Purging is the process of removing air or another gas from a pipeline. Daniel Horowitz of the U.S. Chemical Safety Boards say purging is done every day across the country in order to get pipelines ready to carry natural gas.”
 
“To fire up gas appliance or equipment you have to have pure gas coming out of line and there can’t be any air in the lines because that would be rather dangerous. So a step in putting new pipes into operation is generally to displace whatever gasses are in the pipe by opening the gas supply and venting  the gas out the other end of the pipe.”

But Horowitz says if gas is vented inside a building it can be a recipe for disaster.

“Where the gas can build up to an explosive concentration and then ignite.” 

Two years ago in San Diego, the purging of gas inside a Hilton Hotel that was under construction, led to an explosion. In June last year, a contractor was purging a gas pipe and venting it inside a building at a ConAgra Slim Jim plant in Raleigh, North Carolina. The gas built up and it exploded, killing four people. Horowitz says when gas builds up indoors even a small spark can cause a problem.”

“It doesn’t take very much to ignite a flammable atmosphere once it’s present. It could be an electrical switch. It could be an open flame. It could be a welding torch.”

Horowitz says workers should not rely on their sense of smell to detect when natural gas is present at dangerous levels, but instead use a gas monitor.

“When new gas pipes are put into service the smell that’s normally in natural gas, that warns people if there’s a gas release, can actually be absorbed by the pipes. So, instead of the natural gas smell that we are all used to, workers who are nearby new pipes may smell little or nothing at all and may not get warning  from their senses about a gas release.”

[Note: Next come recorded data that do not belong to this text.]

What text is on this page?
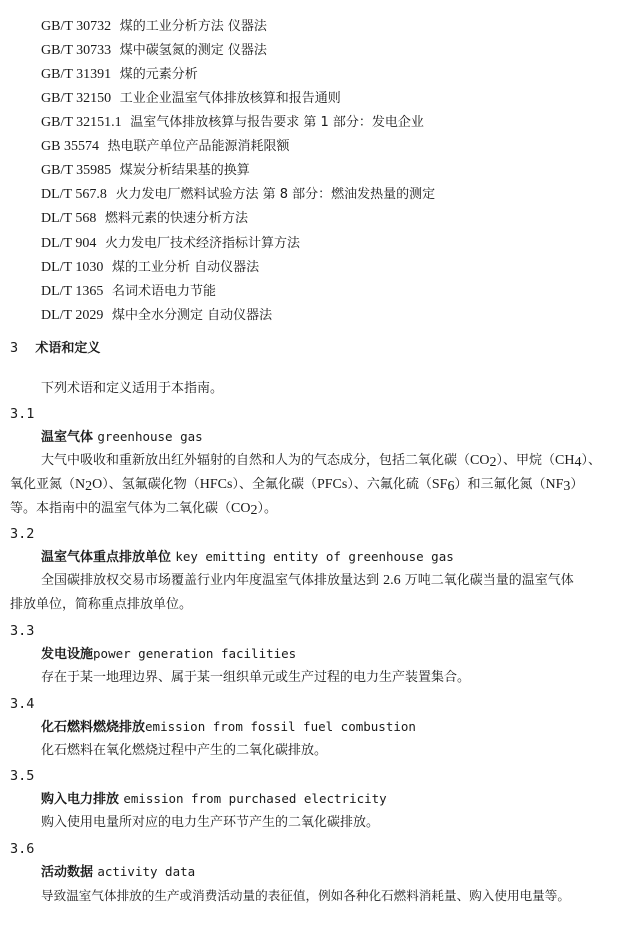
GB/T 30732 煤的工业分析方法 仪器法
GB/T 30733 煤中碳氢氮的测定 仪器法
GB/T 31391 煤的元素分析
GB/T 32150 工业企业温室气体排放核算和报告通则
GB/T 32151.1 温室气体排放核算与报告要求 第 1 部分：发电企业
GB 35574 热电联产单位产品能源消耗限额
GB/T 35985 煤炭分析结果基的换算
DL/T 567.8 火力发电厂燃料试验方法 第 8 部分：燃油发热量的测定
DL/T 568 燃料元素的快速分析方法
DL/T 904 火力发电厂技术经济指标计算方法
DL/T 1030 煤的工业分析 自动仪器法
DL/T 1365 名词术语电力节能
DL/T 2029 煤中全水分测定 自动仪器法
3 术语和定义
下列术语和定义适用于本指南。
3.1
温室气体 greenhouse gas
大气中吸收和重新放出红外辐射的自然和人为的气态成分，包括二氧化碳$(CO_2)$、甲烷$(CH_4)$、
氧化亚氮$(N_2O)$、氢氟碳化物（HFCs）、全氟化碳（PFCs）、六氟化硫$(SF_6)$和三氟化氮$(NF_3)$
等。本指南中的温室气体为二氧化碳$(CO_2)$。
3.2
温室气体重点排放单位 key emitting entity of greenhouse gas
全国碳排放权交易市场覆盖行业内年度温室气体排放量达到 2.6 万吨二氧化碳当量的温室气体
排放单位，简称重点排放单位。
3.3
发电设施power generation facilities
存在于某一地理边界、属于某一组织单元或生产过程的电力生产装置集合。
3.4
化石燃料燃烧排放emission from fossil fuel combustion
化石燃料在氧化燃烧过程中产生的二氧化碳排放。
3.5
购入电力排放 emission from purchased electricity
购入使用电量所对应的电力生产环节产生的二氧化碳排放。
3.6
活动数据 activity data
导致温室气体排放的生产或消费活动量的表征值，例如各种化石燃料消耗量、购入使用电量等。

The Chemical Safety Board issued a safety bulletin on gas purging in October. And just last week it issued urgent recommendations calling for venting gas outside during a purging, evacuating all but the most essential workers, and using natural gas monitors. The National Fire Protection Association says its technical committee is scheduled to consider these recommendations two weeks from now. Meanwhile investigators from the Safety Board are arriving in Middletown to figure out the cause of the explosion.

For WNPR, I'm Nancy Cohen.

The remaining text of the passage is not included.